I have faith that eventually my ever creative daughter come back to our shared fuzzy space. After all, yarn is in our blood.

Wednesday, November 05, 2008

Yes. We. Did.

In honor of change I give you my tribute to the American democratic process...

Knit (and crocheted!) entirely from my stash, this lovely 100% virgin acrylic piece of Americana kept my digits busy as I fell deeper and deeper into the sway of the 2008 campaign season. As a result I found that I knit faster when something I heard, saw, read ticked me off along the way. Ahhh yes, it's those little revelations that make our political system worth participating in....

I had actually planned to wear this cape while voting, but alas it was nearly 80 degrees in my hood yesterday! At any rate, I wore it to work today. Uh yeah, pretty much everyone at the Cube Farm knows which way my political pendulum swings now...

Oh yes, we did!

Saturday, November 01, 2008

Camp Pluckyfluff

Yesterday I set out on the 421 mile journey to my north in order to learn how to trick out my spinning. Yep, I'm in beautiful Placerville, California at Camp Pluckyfluff!

Held at the Boeger Winery, Camp Pluckyfluff is a two day art spinning extravaganza taught by the Pluckyfluff maven herself, Lexi Boeger.

Let me tell you after having just finished day one of this workshop, I am completely satisfied with the experience. Well worth the money AND seven hour drive up here. Today alone we workshop attendees learned six or seven techniques!

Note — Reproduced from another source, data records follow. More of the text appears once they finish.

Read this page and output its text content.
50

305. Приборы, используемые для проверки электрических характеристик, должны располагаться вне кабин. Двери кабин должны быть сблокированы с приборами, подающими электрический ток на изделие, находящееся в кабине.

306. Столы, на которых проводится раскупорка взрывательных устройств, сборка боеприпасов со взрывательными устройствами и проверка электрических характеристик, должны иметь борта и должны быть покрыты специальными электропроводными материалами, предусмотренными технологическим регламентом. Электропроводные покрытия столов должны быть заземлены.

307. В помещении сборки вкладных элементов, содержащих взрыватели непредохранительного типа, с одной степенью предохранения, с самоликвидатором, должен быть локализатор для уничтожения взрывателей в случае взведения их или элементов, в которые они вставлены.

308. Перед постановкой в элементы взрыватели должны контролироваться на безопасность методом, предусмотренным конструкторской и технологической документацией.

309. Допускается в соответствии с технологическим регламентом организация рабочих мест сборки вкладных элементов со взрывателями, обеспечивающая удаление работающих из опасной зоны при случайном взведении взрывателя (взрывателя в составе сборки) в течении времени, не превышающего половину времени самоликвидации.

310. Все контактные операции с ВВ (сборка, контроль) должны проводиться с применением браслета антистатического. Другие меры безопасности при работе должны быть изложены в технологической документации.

Just look at the results of my, um, err, spinning enlightenment...

Granny Stacks fit for Halloween...

Here's a detail of the stacks...

Crazy Carded Batts spun up into glorious thick thin string-age...

Lofty translucent mohair clouds...

And tons of twists!

Here is Lexi's twisted example...

Absolutely amazing day! I feel like my training wheels have come off and I'm flying by the seat of my proverbial pants. Doesn't get much better than this, creatively speaking that is. Needless to say I can't wait to get back to my wheel tomorrow morning for day two!